(cose)rose, 2018
Alice Pedroletti, Lucia Veronesi.
(cose)rose, 2018
Installation view for the project SSSSSSS by ATRII in collaboration with Yellow.
https://www.atrii.it/yellow
On the back part of the step, toward the right, I saw a small iridescent sphere of almost unbearable brilliance. At first, I thought it was revolving; then I realized that this movement was an illusion created by the dizzying world it bounded. The Aleph’s diameter was probably little more than an inch, but all space was there, actual and undiminished. Each thing (a mirror’s face, let us say) was infinite things since I distinctly saw it from every angle of the universe.

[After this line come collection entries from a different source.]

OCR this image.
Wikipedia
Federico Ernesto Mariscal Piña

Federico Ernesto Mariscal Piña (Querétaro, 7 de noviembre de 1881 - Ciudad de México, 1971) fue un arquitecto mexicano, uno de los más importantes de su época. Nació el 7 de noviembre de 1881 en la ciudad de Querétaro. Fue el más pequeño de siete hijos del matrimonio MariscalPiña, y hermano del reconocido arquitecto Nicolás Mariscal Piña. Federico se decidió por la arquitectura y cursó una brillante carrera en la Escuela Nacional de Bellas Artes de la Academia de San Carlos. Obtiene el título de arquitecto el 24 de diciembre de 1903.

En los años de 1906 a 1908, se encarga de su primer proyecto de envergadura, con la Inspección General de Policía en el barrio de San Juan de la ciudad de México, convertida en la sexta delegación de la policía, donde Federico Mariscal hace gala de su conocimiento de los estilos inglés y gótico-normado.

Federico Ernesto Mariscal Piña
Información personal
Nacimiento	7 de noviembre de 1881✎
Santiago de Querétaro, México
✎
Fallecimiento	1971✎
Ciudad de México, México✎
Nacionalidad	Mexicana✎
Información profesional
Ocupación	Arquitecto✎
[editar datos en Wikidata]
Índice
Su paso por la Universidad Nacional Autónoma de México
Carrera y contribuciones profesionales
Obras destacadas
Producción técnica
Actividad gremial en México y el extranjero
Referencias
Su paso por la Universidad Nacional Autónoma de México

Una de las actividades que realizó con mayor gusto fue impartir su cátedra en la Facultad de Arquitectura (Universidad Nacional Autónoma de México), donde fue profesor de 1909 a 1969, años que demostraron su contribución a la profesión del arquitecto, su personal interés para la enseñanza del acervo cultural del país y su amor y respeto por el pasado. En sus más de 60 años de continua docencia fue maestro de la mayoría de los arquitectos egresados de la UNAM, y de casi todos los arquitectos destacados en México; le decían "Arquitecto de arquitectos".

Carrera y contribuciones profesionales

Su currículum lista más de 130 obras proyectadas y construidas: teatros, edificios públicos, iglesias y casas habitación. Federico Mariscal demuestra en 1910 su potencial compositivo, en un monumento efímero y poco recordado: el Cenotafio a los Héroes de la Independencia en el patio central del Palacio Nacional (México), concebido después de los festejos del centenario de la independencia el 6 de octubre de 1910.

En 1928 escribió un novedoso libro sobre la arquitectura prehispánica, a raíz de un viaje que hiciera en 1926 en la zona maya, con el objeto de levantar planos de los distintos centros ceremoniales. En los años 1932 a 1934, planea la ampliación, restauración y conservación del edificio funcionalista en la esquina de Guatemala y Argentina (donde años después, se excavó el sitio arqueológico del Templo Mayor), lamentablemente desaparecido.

"When I opened my eyes, I saw the Aleph”
“The Aleph?” I repeated.
“Yes, the only place on earth where all places are seen from every angle, each standing clear, without any confusion or blending". - From El Aleph by Jorge Luis Borges
(cose)rose is a kaleidoscope built with a mirrorball and a projector with eighty slides from an old school archive. Images of statues and classical works both recognizable and familiar, preserve and protect its forms while allowing its reproduction and enjoyment. The support on which they are imprinted has instead taken on, over time, a unique magenta color. We are used to thinking of an archive like something firm and constant to take refuge in or to refer to, but in fact, we discover that it is a living place subjected to continuous changes.
The images reflected by the mirrors of the sphere, surreal and in motion, recreate an evocative atmosphere of universal and fascinating beauty.

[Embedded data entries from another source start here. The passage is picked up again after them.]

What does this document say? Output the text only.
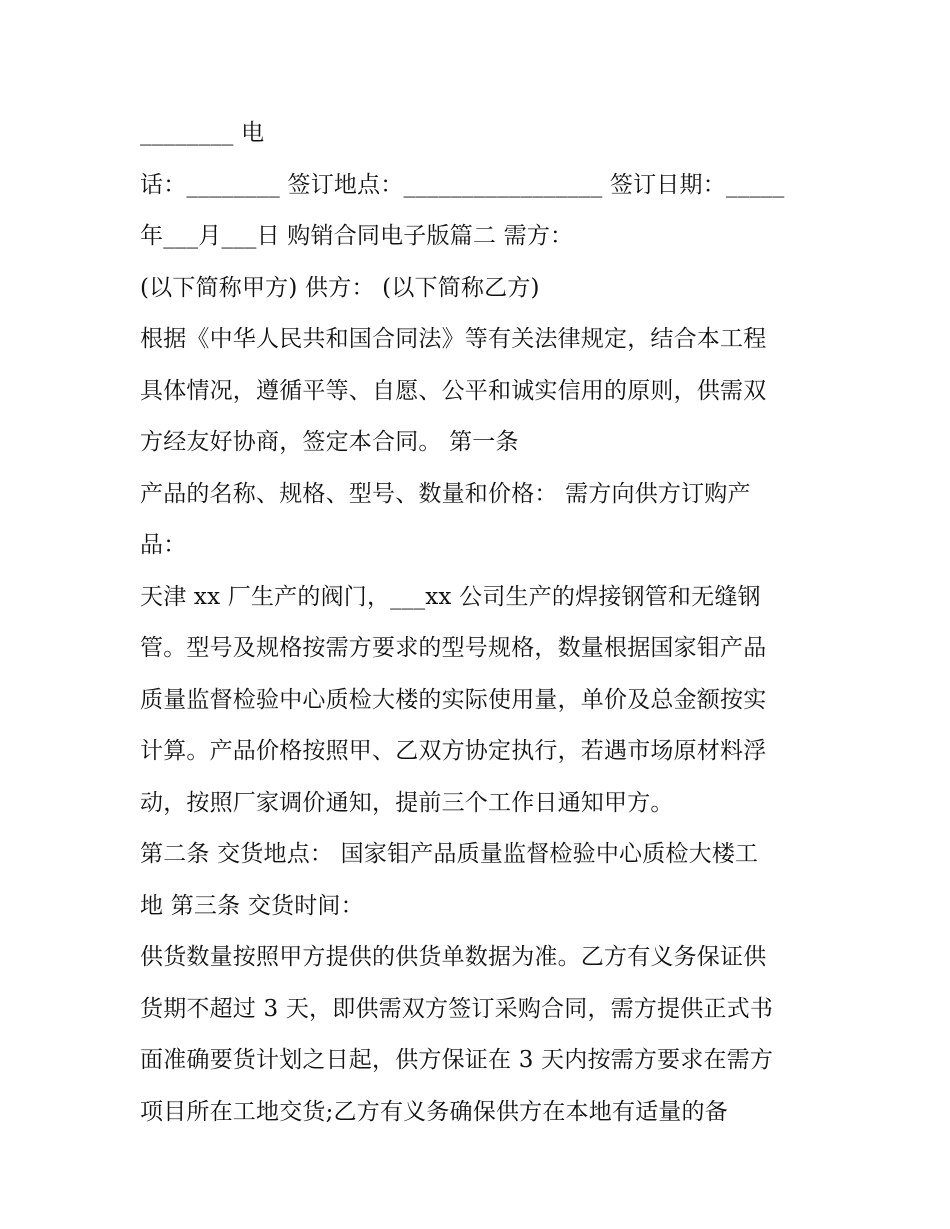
________ 电
话：________ 签订地点：_________________ 签订日期：_____
年___月___日 购销合同电子版篇二 需方：
(以下简称甲方) 供方： (以下简称乙方)
根据《中华人民共和国合同法》等有关法律规定，结合本工程
具体情况，遵循平等、自愿、公平和诚实信用的原则，供需双
方经友好协商，签定本合同。 第一条
产品的名称、规格、型号、数量和价格： 需方向供方订购产
品：
天津 xx 厂生产的阀门，___xx 公司生产的焊接钢管和无缝钢
管。型号及规格按需方要求的型号规格，数量根据国家钼产品
质量监督检验中心质检大楼的实际使用量，单价及总金额按实
计算。产品价格按照甲、乙双方协定执行，若遇市场原材料浮
动，按照厂家调价通知，提前三个工作日通知甲方。
第二条 交货地点： 国家钼产品质量监督检验中心质检大楼工
地 第三条 交货时间：
供货数量按照甲方提供的供货单数据为准。乙方有义务保证供
货期不超过 3 天，即供需双方签订采购合同，需方提供正式书
面准确要货计划之日起，供方保证在 3 天内按需方要求在需方
项目所在工地交货;乙方有义务确保供方在本地有适量的备
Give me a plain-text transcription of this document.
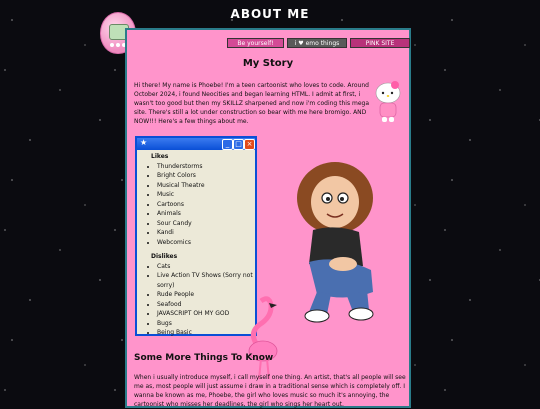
ABOUT ME
Be yourself!	i ♥ emo things	PINK SITE
My Story

Hi there! My name is Phoebe! I'm a teen cartoonist who loves to code. Around October 2024, i found Neocities and began learning HTML. I admit at first, i wasn't too good but then my SKILLZ sharpened and now i'm coding this mega site. There's still a lot under construction so bear with me here bromigo. AND NOW!!! Here's a few things about me.

★	_ □ ×
Likes
• Thunderstorms
• Bright Colors
• Musical Theatre
• Music
• Cartoons
• Animals
• Sour Candy
• Kandi
• Webcomics
Dislikes
• Cats
• Live Action TV Shows (Sorry not sorry)
• Rude People
• Seafood
• JAVASCRIPT OH MY GOD
• Bugs
• Being Basic
Some More Things To Know

When i usually introduce myself, i call myself one thing. An artist, that's all people will see me as, most people will just assume i draw in a traditional sense which is completely off. I wanna be known as me, Phoebe, the girl who loves music so much it's annoying, the cartoonist who misses her deadlines, the girl who sings her heart out.
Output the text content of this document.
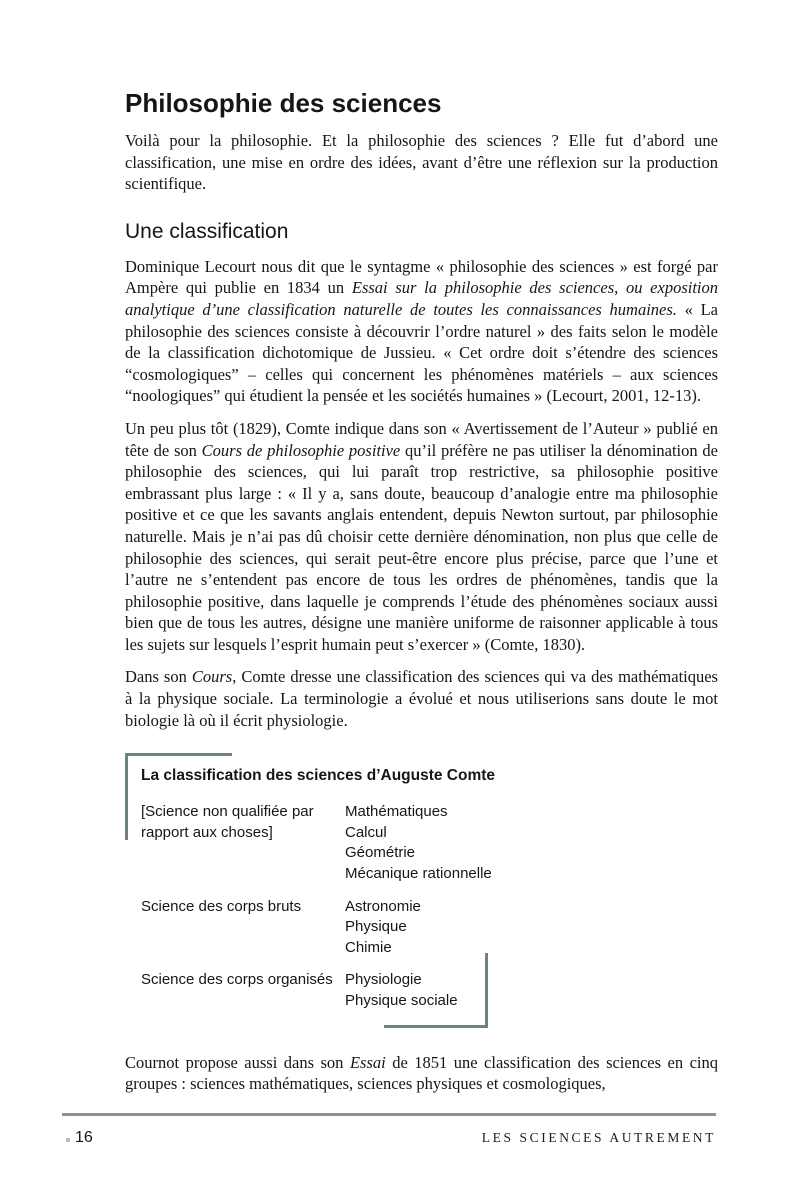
Philosophie des sciences

Voilà pour la philosophie. Et la philosophie des sciences ? Elle fut d’abord une classification, une mise en ordre des idées, avant d’être une réflexion sur la production scientifique.

Une classification

Dominique Lecourt nous dit que le syntagme « philosophie des sciences » est forgé par Ampère qui publie en 1834 un Essai sur la philosophie des sciences, ou exposition analytique d’une classification naturelle de toutes les connaissances humaines. « La philosophie des sciences consiste à découvrir l’ordre naturel » des faits selon le modèle de la classification dichotomique de Jussieu. « Cet ordre doit s’étendre des sciences “cosmologiques” – celles qui concernent les phénomènes matériels – aux sciences “noologiques” qui étudient la pensée et les sociétés humaines » (Lecourt, 2001, 12-13).

Un peu plus tôt (1829), Comte indique dans son « Avertissement de l’Auteur » publié en tête de son Cours de philosophie positive qu’il préfère ne pas utiliser la dénomination de philosophie des sciences, qui lui paraît trop restrictive, sa philosophie positive embrassant plus large : « Il y a, sans doute, beaucoup d’analogie entre ma philosophie positive et ce que les savants anglais entendent, depuis Newton surtout, par philosophie naturelle. Mais je n’ai pas dû choisir cette dernière dénomination, non plus que celle de philosophie des sciences, qui serait peut-être encore plus précise, parce que l’une et l’autre ne s’entendent pas encore de tous les ordres de phénomènes, tandis que la philosophie positive, dans laquelle je comprends l’étude des phénomènes sociaux aussi bien que de tous les autres, désigne une manière uniforme de raisonner applicable à tous les sujets sur lesquels l’esprit humain peut s’exercer » (Comte, 1830).

Dans son Cours, Comte dresse une classification des sciences qui va des mathématiques à la physique sociale. La terminologie a évolué et nous utiliserions sans doute le mot biologie là où il écrit physiologie.

La classification des sciences d’Auguste Comte
[Science non qualifiée par rapport aux choses]
Mathématiques
Calcul
Géométrie
Mécanique rationnelle
Science des corps bruts	Astronomie
Physique
Chimie
Science des corps organisés Physiologie
Physique sociale

Cournot propose aussi dans son Essai de 1851 une classification des sciences en cinq groupes : sciences mathématiques, sciences physiques et cosmologiques,

16	LES SCIENCES AUTREMENT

It represents the archive of a knowledge that belongs to all times and disorients us by turning the courtyard in Via San Pedrino into another world, made up of multiple visions, fragments of stories and tales.
A time capsule, a kaleidoscope of possibilities and narrations. One has the illusion of being in an ever-changing place, in the Aleph by Jorge Luis Borges, where the traces of stories, written on the walls and ceilings of the covered car park, overlap: they twist with those handed down from the archive, from the artworks.
The result is a modern trompe l'oeil between the analogical and digital era which evokes a past time while ironically putting forward a new, absolutely ephemeral, aesthetic code. Only the sound of the projector, slide after slide, owns a sound contact with reality: like a clock that marks an indefinite time of a place that is everywhere, right now.